ラストクリックによる広告評価の弊害
――ネスレ日本さんの「ネスカフェ アンバサダー」は、Instagramへの広告配信にも積極的に取り組まれていますが、その背景を教えてください。
村岡:受容性の観点から、お客様が活用しているプラットフォームはできるだけ早く取り入れていこうという考えをもっています。Instagramは利用者数が圧倒的に増えていて、若い世代を中心に、「タグる」というタグを使った情報収集が浸透しているほどのプラットフォーム。コンタクトポイントとして非常に重視しています。
――Instagramでは動画広告も配信されているとうかがっています。
村岡:はい。デジタル広告の課題としてよく感じているのが、静止画では、認知や広告想起は取れても伝えられる情報量が少なく、Consideration(検討)に影響を与えるのが難しいということ。それを解決するひとつの方法が、情報量の多い動画だと思っています。
――今回、マーケティング・ミックス・モデリング(Marketing Mix Modeling:以下、MMM)を通じて、効果検証をされたとうかがっています。
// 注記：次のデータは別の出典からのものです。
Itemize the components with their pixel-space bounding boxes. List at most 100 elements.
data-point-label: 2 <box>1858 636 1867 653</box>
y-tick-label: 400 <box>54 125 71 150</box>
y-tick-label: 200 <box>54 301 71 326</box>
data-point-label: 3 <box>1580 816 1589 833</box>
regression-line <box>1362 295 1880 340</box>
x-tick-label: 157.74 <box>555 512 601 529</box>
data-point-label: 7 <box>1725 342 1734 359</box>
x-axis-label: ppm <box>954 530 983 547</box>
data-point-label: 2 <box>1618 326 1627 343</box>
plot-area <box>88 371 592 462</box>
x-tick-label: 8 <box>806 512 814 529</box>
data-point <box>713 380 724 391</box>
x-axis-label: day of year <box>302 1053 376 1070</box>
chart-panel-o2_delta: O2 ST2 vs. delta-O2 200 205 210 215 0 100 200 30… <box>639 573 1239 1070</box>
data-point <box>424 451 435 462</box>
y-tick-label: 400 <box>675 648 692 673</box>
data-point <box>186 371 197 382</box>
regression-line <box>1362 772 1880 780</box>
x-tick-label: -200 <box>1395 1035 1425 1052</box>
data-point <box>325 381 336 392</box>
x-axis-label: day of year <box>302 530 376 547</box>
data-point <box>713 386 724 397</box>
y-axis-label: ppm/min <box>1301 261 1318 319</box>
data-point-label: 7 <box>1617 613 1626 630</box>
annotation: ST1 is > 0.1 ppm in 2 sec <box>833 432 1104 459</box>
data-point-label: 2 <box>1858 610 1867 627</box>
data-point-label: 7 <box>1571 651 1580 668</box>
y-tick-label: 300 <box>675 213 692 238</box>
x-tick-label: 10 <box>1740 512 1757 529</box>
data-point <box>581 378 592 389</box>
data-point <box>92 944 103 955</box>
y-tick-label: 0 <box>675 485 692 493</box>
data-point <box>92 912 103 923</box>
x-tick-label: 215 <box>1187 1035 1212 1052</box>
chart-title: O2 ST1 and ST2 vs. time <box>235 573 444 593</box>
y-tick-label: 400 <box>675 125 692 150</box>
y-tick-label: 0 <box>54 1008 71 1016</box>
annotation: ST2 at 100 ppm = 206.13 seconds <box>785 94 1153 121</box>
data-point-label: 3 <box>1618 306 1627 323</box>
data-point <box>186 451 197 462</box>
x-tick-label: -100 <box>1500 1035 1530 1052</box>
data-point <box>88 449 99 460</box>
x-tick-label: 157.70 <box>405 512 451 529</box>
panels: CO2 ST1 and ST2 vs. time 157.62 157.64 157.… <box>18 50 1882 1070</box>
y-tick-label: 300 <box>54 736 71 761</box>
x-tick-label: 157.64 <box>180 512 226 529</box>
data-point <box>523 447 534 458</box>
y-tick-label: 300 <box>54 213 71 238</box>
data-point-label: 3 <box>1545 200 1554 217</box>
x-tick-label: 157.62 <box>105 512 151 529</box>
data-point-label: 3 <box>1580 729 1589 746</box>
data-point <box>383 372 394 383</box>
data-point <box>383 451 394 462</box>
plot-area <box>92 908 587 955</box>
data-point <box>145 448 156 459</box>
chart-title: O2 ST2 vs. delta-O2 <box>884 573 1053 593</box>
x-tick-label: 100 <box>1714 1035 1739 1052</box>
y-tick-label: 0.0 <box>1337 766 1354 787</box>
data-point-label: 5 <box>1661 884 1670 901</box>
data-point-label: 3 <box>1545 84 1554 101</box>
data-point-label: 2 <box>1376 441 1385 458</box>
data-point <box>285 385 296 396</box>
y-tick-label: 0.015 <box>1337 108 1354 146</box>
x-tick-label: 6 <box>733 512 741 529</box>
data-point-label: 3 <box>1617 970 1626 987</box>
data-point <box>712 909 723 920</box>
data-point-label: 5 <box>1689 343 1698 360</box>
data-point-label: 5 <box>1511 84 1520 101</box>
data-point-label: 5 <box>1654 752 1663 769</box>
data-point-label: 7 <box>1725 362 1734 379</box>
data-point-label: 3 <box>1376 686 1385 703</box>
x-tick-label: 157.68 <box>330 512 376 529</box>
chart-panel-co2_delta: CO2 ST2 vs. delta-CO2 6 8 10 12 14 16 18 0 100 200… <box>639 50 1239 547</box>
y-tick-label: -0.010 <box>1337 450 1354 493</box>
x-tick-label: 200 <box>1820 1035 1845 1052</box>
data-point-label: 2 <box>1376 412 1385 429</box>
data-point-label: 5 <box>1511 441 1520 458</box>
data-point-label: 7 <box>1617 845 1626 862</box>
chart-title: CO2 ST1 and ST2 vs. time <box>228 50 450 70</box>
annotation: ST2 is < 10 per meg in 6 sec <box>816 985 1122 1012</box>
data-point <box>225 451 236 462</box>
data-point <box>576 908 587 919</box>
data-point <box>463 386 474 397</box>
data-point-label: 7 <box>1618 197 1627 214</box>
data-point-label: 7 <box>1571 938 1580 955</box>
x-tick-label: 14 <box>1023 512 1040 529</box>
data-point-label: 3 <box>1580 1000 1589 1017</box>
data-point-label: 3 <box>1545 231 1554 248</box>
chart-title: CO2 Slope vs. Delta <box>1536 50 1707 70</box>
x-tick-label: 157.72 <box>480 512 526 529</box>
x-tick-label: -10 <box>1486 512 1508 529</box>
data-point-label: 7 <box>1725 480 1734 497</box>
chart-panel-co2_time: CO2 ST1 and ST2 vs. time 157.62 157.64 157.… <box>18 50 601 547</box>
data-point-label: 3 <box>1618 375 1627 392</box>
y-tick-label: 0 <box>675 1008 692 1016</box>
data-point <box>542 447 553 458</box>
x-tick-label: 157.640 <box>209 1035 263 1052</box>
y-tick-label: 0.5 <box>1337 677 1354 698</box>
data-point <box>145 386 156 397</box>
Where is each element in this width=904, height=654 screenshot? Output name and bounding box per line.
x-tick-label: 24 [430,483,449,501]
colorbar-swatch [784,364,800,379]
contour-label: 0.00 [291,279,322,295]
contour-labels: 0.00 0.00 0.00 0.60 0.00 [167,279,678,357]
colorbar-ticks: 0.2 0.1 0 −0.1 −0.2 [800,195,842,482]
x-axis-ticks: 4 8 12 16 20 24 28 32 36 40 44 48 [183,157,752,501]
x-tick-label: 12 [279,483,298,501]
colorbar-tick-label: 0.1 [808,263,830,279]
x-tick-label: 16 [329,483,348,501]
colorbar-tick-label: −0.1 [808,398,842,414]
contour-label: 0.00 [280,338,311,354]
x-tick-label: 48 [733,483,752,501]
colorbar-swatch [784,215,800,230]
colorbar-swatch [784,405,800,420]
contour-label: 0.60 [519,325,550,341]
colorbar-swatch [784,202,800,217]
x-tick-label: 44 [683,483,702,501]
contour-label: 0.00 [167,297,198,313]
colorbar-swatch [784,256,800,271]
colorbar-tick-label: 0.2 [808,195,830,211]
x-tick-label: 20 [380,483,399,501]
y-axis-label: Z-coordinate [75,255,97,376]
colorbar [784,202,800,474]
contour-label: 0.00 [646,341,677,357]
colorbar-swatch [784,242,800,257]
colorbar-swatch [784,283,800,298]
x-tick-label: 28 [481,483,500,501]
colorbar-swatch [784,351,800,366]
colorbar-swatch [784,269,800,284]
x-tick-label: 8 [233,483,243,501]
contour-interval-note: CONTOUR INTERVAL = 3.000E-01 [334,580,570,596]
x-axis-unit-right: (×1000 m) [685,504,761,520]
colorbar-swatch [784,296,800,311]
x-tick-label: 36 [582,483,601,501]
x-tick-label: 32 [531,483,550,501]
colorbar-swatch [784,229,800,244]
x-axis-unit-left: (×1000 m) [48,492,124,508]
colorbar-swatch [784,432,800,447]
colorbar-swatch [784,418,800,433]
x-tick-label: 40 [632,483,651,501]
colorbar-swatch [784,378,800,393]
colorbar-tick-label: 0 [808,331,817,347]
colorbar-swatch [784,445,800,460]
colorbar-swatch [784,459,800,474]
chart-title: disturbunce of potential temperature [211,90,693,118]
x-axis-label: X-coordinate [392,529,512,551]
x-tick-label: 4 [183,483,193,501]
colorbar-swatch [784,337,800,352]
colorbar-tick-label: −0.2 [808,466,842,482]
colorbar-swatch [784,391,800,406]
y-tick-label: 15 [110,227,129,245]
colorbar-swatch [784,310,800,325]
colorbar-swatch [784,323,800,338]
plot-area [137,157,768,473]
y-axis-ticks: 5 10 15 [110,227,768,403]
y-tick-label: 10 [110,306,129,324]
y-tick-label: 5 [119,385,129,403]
まず、実施前に抱えていた課題についてお聞かせください。
村岡:コンバージョンへの貢献を見極める代替指標としては、ラストクリックを採用するのが一般的だと思うのですが、それでは動画広告の適正な効果測定ができていないのではないかと感じていました。自身の行動を振り返ってみても、動画を見た直後にクリックして購入することはあまりないですよね。
そしてラストクリックのみに注目すると、どうしても検索広告やリターゲティングといった顕在層向けの施策に偏りがちなことも問題でした。潜在層へのアプローチにアクティビティが寄らなくなり、ファネルが先細ってしまうのです。
広告投資の余地を知ることも可能
――こうした課題を打破する方法の一つが、MMMということでしょうか。
村岡:はい。MMMは、オフライン広告もデジタル広告も含め多数のアプローチがある中で、各施策の貢献度を導くための手法で、一定期間に出稿していた広告に対しての貢献度を算出できます。この計測方法であれば、ラストクリックのような代替指標をベースにしなくても、売上への寄与について横並びの評価ができるのです。
さらに広告投資が過剰か、それとも余地があるのかを知ることもできるので、次のメディアプランニングに活かせるのも利点です。売上への貢献度が見えづらいテレビCMや動画なども、MMMで可視化することによって、最適な投資配分が考えられるようになります。
特にEコマースでは、テレビCMや動画広告への投資はCPAの観点で本当に難しいと思うのですが、効果が可視化できないことを理由にやらないのはもったいないので、当社では「ネスカフェ アンバサダー」について、2017~2019年のデータを用いて測定してみることにしました。